Everyday Reality for one hundred twenty thousand Displaced People in Mauritania's Extensive Mbera Camp on the Mali Frontier.
Many days a week, Mohamed ‘Momo’ Ag Malha walks at least 7 miles (11km) around the vast Mbera refugee camp in south-eastern Mauritania that has been his dwelling since 2012. The exercise keeps the 84-year-old camp elder vigorous, and permits him to check on the welfare of other inhabitants.
His first stay in Mauritania happened in 1991, when he fled Mali as Tuareg insurgents clashed with the army in his native Timbuktu province.
After four years as a refugee, he went back and worked for a year as a social worker before transitioning to a teacher. Then in 2012, the Tuareg conflict once again forced him across the border.
The former math and science teacher says he feels deeply sympathetic for the young people of Mbera, which is positioned approximately 30 miles from the Malian border.
“Some of the kids who were born here in Mbera have not once visited Mali,” he says. “They do not know their nation [and] that is heartbreaking because a refugee always has dual loyalties: one here, where he lives, and another over there, in his homeland, which he hopes to go back to one day.”
Initially conceived as a few thousand dwellings, Mbera now hosts around 120,000 refugees, according to the United Nations High Commissioner for Refugees. In also, it is approximated that at least 154,000 refugees reside in nearby villages across the Hodh Ech Chargui province. More than half are under 18.
Government authorities say the area is the third largest human settlement in Mauritania after Nouakchott and Nouadhibou, the administrative and commercial capitals.
Each month, thousands more refugees arrive across the border, running from a militant uprising that hijacked the Tuareg rebellion and has since left extensive areas of the country lawless. Aid workers – particularly at the UN World Food Programme (WFP) and Unicef office in the town of Bassikounou, which supports the camp and nearby settlements – cannot stop worrying. They have faced shrinking resources as foreign donors – most notably the now discontinued USAID – have severely slashed funding this year.
“We’ve gone from [being able to] help almost 90,000 people with both food or cash every month to about 53,000 … and had to stop essential nutrition programmes for hungry children and mothers due to financial constraints,” says Aliou Diongue, country director for WFP.
The camp has many of the trappings of a permanent settlement, including its own bank, eight schools, a market with more than 500 outlets, and volleyball and football activities. Members of a parent-teacher association use loudspeakers to get more children enrolled in school. New entrants are documented by aid workers and state agents using fingerprint technology.
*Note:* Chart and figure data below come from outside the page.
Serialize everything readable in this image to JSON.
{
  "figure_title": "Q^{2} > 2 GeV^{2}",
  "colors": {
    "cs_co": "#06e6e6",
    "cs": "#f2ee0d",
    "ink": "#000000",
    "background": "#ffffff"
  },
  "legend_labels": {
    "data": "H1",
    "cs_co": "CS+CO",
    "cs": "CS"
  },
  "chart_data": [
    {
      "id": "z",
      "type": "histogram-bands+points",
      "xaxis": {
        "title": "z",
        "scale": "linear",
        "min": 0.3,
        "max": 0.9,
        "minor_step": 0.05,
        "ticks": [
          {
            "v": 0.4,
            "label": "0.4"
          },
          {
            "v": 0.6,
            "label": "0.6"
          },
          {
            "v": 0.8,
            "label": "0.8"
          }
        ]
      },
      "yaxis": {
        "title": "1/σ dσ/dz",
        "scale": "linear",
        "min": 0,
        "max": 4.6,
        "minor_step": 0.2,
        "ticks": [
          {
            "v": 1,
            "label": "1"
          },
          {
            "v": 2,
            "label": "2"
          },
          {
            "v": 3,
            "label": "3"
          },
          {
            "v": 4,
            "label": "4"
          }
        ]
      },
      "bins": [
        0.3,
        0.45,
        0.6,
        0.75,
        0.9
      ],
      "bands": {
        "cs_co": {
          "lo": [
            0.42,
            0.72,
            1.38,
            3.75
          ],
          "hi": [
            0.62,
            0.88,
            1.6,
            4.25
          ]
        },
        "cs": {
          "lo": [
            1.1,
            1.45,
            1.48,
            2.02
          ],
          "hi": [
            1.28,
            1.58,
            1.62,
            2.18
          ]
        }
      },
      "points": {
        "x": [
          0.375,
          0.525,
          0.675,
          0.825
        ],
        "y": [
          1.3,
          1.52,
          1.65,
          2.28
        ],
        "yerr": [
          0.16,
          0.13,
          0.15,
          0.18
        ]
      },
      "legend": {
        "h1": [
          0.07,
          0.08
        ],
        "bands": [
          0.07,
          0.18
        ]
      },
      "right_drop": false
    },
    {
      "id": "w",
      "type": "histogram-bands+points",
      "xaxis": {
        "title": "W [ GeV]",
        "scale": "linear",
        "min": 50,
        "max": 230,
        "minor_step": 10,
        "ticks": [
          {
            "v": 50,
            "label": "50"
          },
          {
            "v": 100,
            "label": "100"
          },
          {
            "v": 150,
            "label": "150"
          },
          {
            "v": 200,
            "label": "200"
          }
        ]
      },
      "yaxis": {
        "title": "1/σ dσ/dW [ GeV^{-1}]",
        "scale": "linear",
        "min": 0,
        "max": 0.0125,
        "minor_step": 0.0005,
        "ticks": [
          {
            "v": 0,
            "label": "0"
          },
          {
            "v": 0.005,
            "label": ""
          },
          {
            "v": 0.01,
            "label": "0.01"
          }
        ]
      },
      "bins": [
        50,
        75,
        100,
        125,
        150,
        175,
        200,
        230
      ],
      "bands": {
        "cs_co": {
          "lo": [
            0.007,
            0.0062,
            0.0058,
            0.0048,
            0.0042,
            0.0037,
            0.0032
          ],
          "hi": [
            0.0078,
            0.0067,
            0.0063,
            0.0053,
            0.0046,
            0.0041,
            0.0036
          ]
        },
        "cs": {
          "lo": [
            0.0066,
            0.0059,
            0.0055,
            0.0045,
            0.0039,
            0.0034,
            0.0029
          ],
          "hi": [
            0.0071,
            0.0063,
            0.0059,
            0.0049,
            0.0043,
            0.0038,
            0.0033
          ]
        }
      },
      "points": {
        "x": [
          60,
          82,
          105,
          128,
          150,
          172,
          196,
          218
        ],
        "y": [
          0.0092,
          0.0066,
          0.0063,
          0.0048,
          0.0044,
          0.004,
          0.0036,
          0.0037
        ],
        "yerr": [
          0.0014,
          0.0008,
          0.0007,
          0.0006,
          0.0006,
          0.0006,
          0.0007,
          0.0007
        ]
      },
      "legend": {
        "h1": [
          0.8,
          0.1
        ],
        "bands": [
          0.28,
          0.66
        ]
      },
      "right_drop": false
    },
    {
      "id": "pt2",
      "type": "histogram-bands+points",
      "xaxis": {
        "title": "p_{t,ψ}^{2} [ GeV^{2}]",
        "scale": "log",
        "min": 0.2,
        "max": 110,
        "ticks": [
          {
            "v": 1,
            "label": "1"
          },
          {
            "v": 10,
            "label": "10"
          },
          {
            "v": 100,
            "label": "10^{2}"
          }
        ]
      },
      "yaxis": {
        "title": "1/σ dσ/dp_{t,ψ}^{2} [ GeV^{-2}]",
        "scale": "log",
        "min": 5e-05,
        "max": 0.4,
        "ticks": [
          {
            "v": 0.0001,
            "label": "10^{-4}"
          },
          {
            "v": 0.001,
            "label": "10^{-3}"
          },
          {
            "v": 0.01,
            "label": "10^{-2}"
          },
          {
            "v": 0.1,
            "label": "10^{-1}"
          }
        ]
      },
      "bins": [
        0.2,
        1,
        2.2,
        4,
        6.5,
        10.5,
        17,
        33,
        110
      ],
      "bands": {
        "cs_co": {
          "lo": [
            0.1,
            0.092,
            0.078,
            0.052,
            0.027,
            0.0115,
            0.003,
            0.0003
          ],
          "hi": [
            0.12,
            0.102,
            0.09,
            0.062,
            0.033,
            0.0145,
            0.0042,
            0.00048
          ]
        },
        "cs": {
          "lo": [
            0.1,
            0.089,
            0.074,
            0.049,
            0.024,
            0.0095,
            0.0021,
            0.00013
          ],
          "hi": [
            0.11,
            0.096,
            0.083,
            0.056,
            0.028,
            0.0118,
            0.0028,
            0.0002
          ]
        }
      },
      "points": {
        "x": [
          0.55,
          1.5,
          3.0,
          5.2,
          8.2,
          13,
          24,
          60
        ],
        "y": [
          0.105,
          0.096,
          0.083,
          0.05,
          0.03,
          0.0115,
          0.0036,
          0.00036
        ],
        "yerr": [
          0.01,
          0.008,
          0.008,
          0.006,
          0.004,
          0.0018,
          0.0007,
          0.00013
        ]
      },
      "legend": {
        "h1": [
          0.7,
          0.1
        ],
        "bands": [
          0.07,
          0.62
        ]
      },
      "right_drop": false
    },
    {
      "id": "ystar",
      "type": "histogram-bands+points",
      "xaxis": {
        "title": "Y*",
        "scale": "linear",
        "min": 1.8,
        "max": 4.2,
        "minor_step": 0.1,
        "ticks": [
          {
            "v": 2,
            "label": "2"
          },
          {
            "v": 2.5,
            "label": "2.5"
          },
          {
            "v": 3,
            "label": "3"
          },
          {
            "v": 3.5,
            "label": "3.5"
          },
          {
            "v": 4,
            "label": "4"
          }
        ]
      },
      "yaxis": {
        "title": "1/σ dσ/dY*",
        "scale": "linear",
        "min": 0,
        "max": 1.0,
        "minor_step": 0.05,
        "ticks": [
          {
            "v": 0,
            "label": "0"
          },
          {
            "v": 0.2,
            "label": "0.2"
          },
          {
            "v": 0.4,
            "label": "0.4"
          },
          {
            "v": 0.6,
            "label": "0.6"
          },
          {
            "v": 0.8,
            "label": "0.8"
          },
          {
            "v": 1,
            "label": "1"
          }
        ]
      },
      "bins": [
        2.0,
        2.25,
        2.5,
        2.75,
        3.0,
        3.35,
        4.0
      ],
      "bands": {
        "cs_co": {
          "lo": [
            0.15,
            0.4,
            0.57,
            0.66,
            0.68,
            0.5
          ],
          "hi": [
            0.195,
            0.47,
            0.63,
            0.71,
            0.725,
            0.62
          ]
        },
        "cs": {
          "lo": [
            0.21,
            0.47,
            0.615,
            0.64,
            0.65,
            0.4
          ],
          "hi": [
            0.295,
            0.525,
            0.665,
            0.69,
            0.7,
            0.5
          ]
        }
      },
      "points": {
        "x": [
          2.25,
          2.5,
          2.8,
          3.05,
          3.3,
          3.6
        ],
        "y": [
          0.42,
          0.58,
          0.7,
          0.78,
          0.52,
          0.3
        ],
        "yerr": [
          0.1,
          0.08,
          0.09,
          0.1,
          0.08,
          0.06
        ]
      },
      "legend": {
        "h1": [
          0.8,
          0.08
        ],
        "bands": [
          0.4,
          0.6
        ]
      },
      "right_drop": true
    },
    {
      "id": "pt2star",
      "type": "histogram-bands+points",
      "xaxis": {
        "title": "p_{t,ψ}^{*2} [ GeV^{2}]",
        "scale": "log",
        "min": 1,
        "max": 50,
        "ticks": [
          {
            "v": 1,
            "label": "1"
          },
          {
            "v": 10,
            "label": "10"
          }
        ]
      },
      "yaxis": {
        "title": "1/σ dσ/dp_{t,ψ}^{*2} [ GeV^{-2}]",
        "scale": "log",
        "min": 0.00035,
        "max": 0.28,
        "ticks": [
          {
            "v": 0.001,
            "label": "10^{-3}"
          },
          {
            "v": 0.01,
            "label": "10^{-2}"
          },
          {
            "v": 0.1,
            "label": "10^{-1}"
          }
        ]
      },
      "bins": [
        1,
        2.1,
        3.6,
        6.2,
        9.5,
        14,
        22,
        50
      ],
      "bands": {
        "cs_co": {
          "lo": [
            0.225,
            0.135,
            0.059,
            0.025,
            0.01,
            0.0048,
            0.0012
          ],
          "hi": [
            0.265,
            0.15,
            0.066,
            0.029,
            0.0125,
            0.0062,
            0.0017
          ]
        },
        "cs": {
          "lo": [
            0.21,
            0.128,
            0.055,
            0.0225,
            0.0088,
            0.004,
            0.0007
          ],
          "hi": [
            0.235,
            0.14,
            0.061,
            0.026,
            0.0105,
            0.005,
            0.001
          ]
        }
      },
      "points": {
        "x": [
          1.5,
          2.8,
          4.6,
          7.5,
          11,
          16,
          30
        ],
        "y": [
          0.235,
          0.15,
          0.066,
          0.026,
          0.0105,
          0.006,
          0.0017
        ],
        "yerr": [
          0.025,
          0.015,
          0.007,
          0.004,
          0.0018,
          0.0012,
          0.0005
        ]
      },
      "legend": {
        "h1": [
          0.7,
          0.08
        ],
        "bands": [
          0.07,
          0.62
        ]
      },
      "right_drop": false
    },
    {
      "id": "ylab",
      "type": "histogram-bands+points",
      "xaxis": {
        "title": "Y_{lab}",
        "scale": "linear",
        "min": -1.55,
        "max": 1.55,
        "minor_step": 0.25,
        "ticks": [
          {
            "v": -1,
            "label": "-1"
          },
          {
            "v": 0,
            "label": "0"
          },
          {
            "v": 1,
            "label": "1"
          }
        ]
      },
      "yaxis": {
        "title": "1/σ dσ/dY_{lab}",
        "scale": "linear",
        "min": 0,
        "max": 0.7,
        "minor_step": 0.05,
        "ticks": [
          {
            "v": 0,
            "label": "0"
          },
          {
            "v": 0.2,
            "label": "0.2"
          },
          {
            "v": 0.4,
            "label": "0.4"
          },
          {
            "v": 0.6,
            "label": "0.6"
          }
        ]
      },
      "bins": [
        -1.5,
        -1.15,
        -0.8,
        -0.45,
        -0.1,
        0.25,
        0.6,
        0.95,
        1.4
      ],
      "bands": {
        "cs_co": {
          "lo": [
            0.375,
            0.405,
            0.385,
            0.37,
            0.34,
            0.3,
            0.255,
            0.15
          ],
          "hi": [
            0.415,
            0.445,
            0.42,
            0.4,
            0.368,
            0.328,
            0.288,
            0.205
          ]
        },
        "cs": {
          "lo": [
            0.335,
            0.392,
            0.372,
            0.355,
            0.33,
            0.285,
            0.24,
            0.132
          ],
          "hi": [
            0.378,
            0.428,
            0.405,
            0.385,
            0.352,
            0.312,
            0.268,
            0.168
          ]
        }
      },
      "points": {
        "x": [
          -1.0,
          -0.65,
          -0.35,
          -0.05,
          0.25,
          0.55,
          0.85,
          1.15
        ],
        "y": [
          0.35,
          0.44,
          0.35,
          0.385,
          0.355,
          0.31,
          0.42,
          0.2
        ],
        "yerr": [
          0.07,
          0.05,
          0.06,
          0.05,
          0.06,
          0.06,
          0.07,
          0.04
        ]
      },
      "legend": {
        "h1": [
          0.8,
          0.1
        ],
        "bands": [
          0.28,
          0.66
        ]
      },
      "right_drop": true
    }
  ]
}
Nearby, gendarmerie patrols protect the camp from the danger of armed groups just a few miles from the border.
Some residents have taken on new duties with gusto: volunteers in the SOS Desert organisation grow crops for sale and run an blaze control team putting out bushfires; members of a women’s resource network look after those maimed by jihadist attacks and expectant mothers while also raising awareness about teaching girls.
But the camp’s needs are obvious.
“We have the determination, we have the women, but not enough financial support or equipment,” a leading member of the network says. “Sometimes we recycle what little we have, but it is not enough for the demands of the camp.”
In the schools, the children are provided one meal daily by WFP. At one school with 100 children per class, six or seven of them gather by a big tray to eat the same meal every school day – rice that is almost plain, save for a few pulses.
“We’re still offering school meals, essential food aid, and financial support in the Mbera camp, but it’s not enough,” says Diongue. “We’re prioritizing the most at-risk while working tirelessly to acquire new funding through the broadening of our donor base.”
The meals are funded by recent donations including several thousand tonnes of rice donated by the South Korean government – the only goods in a majority of the warehouses. A few donors are also helping initiate self-sufficiency programmes to help refugees cultivate and keep animals so they can generate funds and boost their quality of life.
Though Malha manages everything conscientiously, helping the aid workers’ support the most disadvantaged households, his heart longs to return to Mali.
“When you leave your country, you sacrifice everything – your work, your home, your family sometimes,” he says. “Here, you depend only on humanitarian aid. Sometimes that aid is adequate, sometimes it is not. And when it is not, you suffer.
“We appreciate the Mauritanian authorities and the humanitarian organisations for what they have done for us but it is not the same as being in your own country, working with your own hands and living with self-respect.”